– От усталости книги не жгут! Или тебе слава Цинь Ши Хуанди покоя не дает?!
– Цинь Ши Хуанди сжигал книги прошлого, а я сжигаю книги будущего! – с загадочной улыбкой произнес Артемий.
– Что ты там городишь? Какие еще книги будущего? Ты хотя бы понял, что здесь написано?
– «Племя хамово мыслит вещами, племя иафетово – духом вещей» – что же в том непонятного?
Артемий сдавил свои веки пальцами, да так сильно, что, открыв глаза, несколько мгновений еще не видел ничего, кроме вихря из золотой пыли и печной сажи.
Пока знакомый интерьер просачивался акварельной пеной сквозь опустившуюся пелену, Артемий не проронил ни единого слова. И слышно было, как стрелки часов вырезают из воздуха бумажные круги.

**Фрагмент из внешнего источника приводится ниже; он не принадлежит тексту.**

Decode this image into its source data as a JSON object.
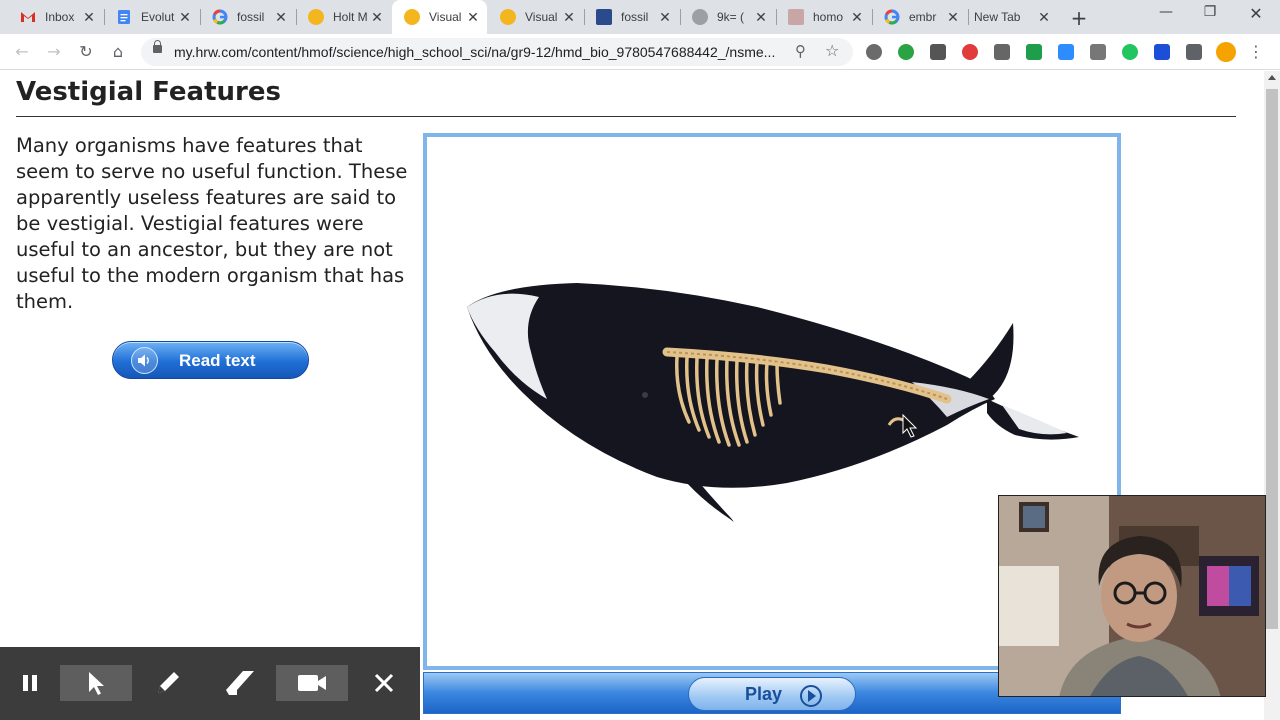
{
  "browser": {
    "tabs": [
      {
        "title": "Inbox",
        "icon": "gmail-icon",
        "active": false
      },
      {
        "title": "Evolut",
        "icon": "docs-icon",
        "active": false
      },
      {
        "title": "fossil",
        "icon": "google-icon",
        "active": false
      },
      {
        "title": "Holt M",
        "icon": "hmh-icon",
        "active": false
      },
      {
        "title": "Visual",
        "icon": "hmh-icon",
        "active": true
      },
      {
        "title": "Visual",
        "icon": "hmh-icon",
        "active": false
      },
      {
        "title": "fossil",
        "icon": "site-icon",
        "active": false
      },
      {
        "title": "9k= (",
        "icon": "globe-icon",
        "active": false
      },
      {
        "title": "homo",
        "icon": "site-icon",
        "active": false
      },
      {
        "title": "embr",
        "icon": "google-icon",
        "active": false
      },
      {
        "title": "New Tab",
        "icon": "",
        "active": false
      }
    ],
    "url": "my.hrw.com/content/hmof/science/high_school_sci/na/gr9-12/hmd_bio_9780547688442_/nsme...",
    "colors": {
      "tabstrip": "#dee1e6",
      "accent_blue": "#1f6fd6"
    }
  },
  "page": {
    "title": "Vestigial Features",
    "body": "Many organisms have features that seem to serve no useful function. These apparently useless features are said to be vestigial. Vestigial features were useful to an ancestor, but they are not useful to the modern organism that has them.",
    "read_button": "Read text",
    "play_button": "Play"
  },
  "annotation_toolbar": {
    "tools": [
      "pause-icon",
      "pointer-icon",
      "pen-icon",
      "eraser-icon",
      "camera-icon",
      "close-icon"
    ],
    "selected": "pointer-icon"
  }
}
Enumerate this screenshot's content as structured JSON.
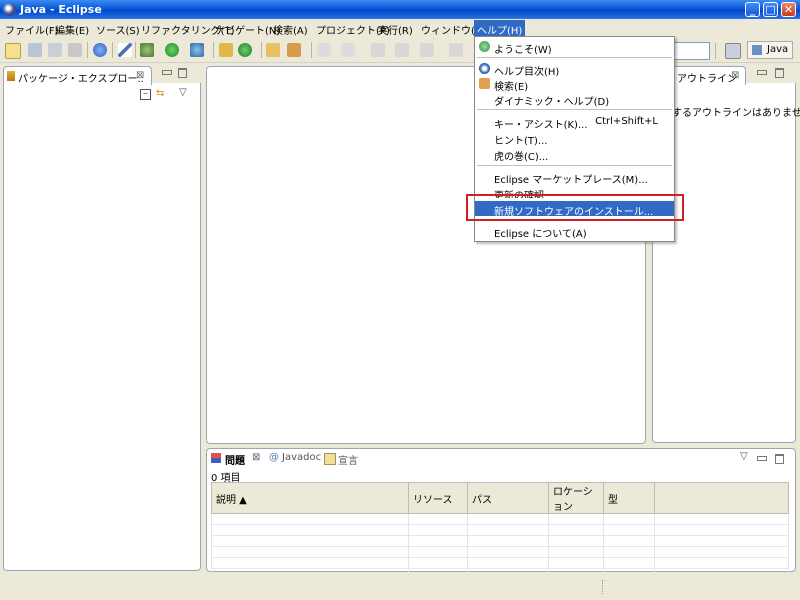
{
  "window": {
    "title": "Java - Eclipse",
    "controls": {
      "minimize": "_",
      "maximize": "□",
      "close": "✕"
    }
  },
  "menubar": {
    "items": [
      "ファイル(F)",
      "編集(E)",
      "ソース(S)",
      "リファクタリング(T)",
      "ナビゲート(N)",
      "検索(A)",
      "プロジェクト(P)",
      "実行(R)",
      "ウィンドウ(W)",
      "ヘルプ(H)"
    ],
    "active": "ヘルプ(H)"
  },
  "perspective": {
    "label": "Java"
  },
  "package_explorer": {
    "tab_label": "パッケージ・エクスプロー..",
    "close": "⊠"
  },
  "outline": {
    "tab_label": "アウトライン",
    "close": "⊠",
    "message": "するアウトラインはありません。"
  },
  "problems_view": {
    "tabs": [
      {
        "label": "問題",
        "close": "⊠",
        "icon": "problems-icon"
      },
      {
        "label": "Javadoc",
        "icon": "javadoc-icon"
      },
      {
        "label": "宣言",
        "icon": "declaration-icon"
      }
    ],
    "item_count": "0 項目",
    "columns": [
      "説明 ▲",
      "リソース",
      "パス",
      "ロケーション",
      "型"
    ]
  },
  "help_menu": {
    "items": [
      {
        "label": "ようこそ(W)",
        "icon": "welcome-icon"
      },
      {
        "label": "ヘルプ目次(H)",
        "icon": "help-contents-icon"
      },
      {
        "label": "検索(E)",
        "icon": "search-help-icon"
      },
      {
        "label": "ダイナミック・ヘルプ(D)"
      },
      {
        "label": "キー・アシスト(K)...",
        "accelerator": "Ctrl+Shift+L"
      },
      {
        "label": "ヒント(T)..."
      },
      {
        "label": "虎の巻(C)..."
      },
      {
        "label": "Eclipse マーケットプレース(M)..."
      },
      {
        "label": "更新の確認"
      },
      {
        "label": "新規ソフトウェアのインストール..."
      },
      {
        "label": "Eclipse について(A)"
      }
    ],
    "highlighted": "新規ソフトウェアのインストール..."
  },
  "colors": {
    "highlight": "#316ac5",
    "annotation": "#d21f1f",
    "titlebar": "#0a5ad8"
  }
}
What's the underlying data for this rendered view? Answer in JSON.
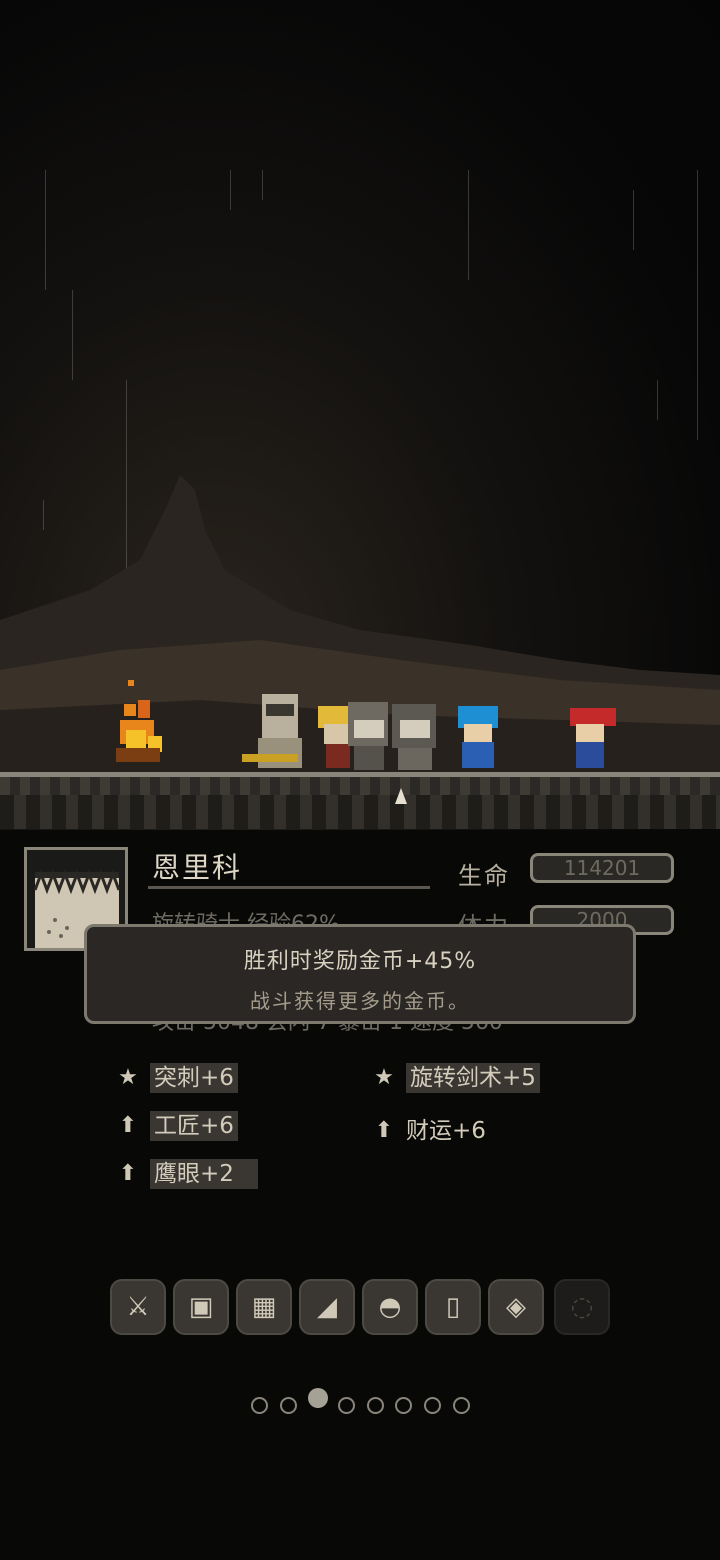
{
  "hero": {
    "name": "恩里科",
    "subtitle": "旋转骑士  经验62%",
    "hidden_line": "攻击 5048 会闪 7 暴击 1 速度 560"
  },
  "stats": {
    "hp_label": "生命",
    "hp_value": "114201",
    "stamina_label": "体力",
    "stamina_value": "2000"
  },
  "tooltip": {
    "title": "胜利时奖励金币+45%",
    "desc": "战斗获得更多的金币。"
  },
  "skills": [
    {
      "icon": "star-icon",
      "label": "突刺+6"
    },
    {
      "icon": "star-icon",
      "label": "旋转剑术+5"
    },
    {
      "icon": "up-arrow-icon",
      "label": "工匠+6"
    },
    {
      "icon": "up-arrow-icon",
      "label": "财运+6"
    },
    {
      "icon": "up-arrow-icon",
      "label": "鹰眼+2"
    }
  ],
  "equipment_slots": [
    {
      "icon": "sword-icon",
      "glyph": "⚔"
    },
    {
      "icon": "armor-icon",
      "glyph": "▣"
    },
    {
      "icon": "chestplate-icon",
      "glyph": "▦"
    },
    {
      "icon": "boots-icon",
      "glyph": "◢"
    },
    {
      "icon": "helmet-icon",
      "glyph": "◓"
    },
    {
      "icon": "shield-icon",
      "glyph": "▯"
    },
    {
      "icon": "ring-icon",
      "glyph": "◈"
    },
    {
      "icon": "locked-slot-icon",
      "glyph": "◌"
    }
  ],
  "pagination": {
    "total": 8,
    "active_index": 2
  },
  "colors": {
    "accent": "#8b867a",
    "panel": "#2a2724",
    "fire": "#e8861c"
  }
}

– Ответь, – заговорил Артемий все с той же загадочностью в голосе, – что видится тебе, допустим, в слове «любовь»? Что нарисуется в твоем сознании от одного лишь упоминания о том, что мы обычно называем этим словом?
– Оставь ты, Артемий, свою путаность!
– В чем же ты видишь путаность? Не в том ли, что мы с тобою взялись рассуждать о тех вещах, которые не терпят описаний?
– Не пытайся убедить меня в том, во что и сам не веришь. Не ты ли прежде говорил, что слову все подвластно?
– Да, я! Но вот тогда ответь мне должными словами, что есть «любовь»?
Иван Антонович молчал. Любой ответ ему казался глупым. Он помнил как любил и помнил как любили его. Обрывки прошлого застыли в сгустке дней, как в янтаре запекшийся узор из комариных крыльев. Что это было? Взмах ее руки, бархатный голос, горячая ладонь, улыбка, тень от деревьев, соскользнувшая с ее груди, рассыпавшееся однажды ожерелье? Нелепица! Перед Иваном Антоновичем вдруг предстала экзальтированная ассистентка кафедры философии того института, в котором он когда-то учился. «Дайте мне дефиницию религии!» – срывалась она с контральто Леля в «Снегурочке» на меццо-сопрано Марфы в «Хованщине». Ивану Антоновичу сделалось неловко от собственной беспомощности в таком простецком деле, каковым для всякого образованного и знакомого с трудами Бруно Бауэра человека является выведение дефиниций.
– Вот и суди, Иван, о том, что словно бы и всем известно, да только никто этого выразить не может. Так и любовь у нас всем видится по-разному. А египтянин, говоря о ней, тысячу лет рисовал плуг, поскольку в земле фараонов иероглиф с изображением плуга имел значение «любить».
– «Влюбился, как сажа в рожу влепился», – радостно подхватил Иван Антонович, зная, что Артемий не станет тягаться с ним в знании пословиц, – «Новый друг, что неуставный плуг».
9
– Так ведь нет же у нас иероглифов. И не было никогда, – упирался Иван Антонович.
– Да в каждом слове иероглиф, – отвечал Артемий. – Только мы эти иероглифы от самих себя спрятали, чтобы рабами их не стать.
– Или кого-нибудь рабами их не сделать? – ухмыльнулся Иван Антонович.
10
Вечернее небо стирало краски дня незримой кистью из суетливых ласточек, метавшихся над прудом. Сидя в лодке, Иоганн подмигивал Якобу, и оба брата замирали в восхищенье, внезапно распознав брахистохрон в полете птиц. От воскрешенных ауспиций в их головах рождались мириады формул, которые они спешили записать друг другу мелом на камзолах. Возня раскачивала лодку, на борту которой значилось загадочное имя «Bernulli».
На пустынном берегу одиноко возвышался каменный дом. В желтом свете, струившемся из окна, виднелись контуры чьей-то хрупкой фигуры. Тщедушный человек стоял, раскинув руки, в самом центре огромной залы.
– Скорее, – кричал Иван Антонович, – мы можем не успеть!
Артемий выбился из сил. Он больше не мог бежать.
– Остановись, Иван! Дай дух перевести.
– Вот же беда с тобой!
– Кому беда? – выдохнул Артемий.
– Да всем! Всем беда!
Увещевания Ивана Антоновича мало походили на каприз и еще меньше на шутку.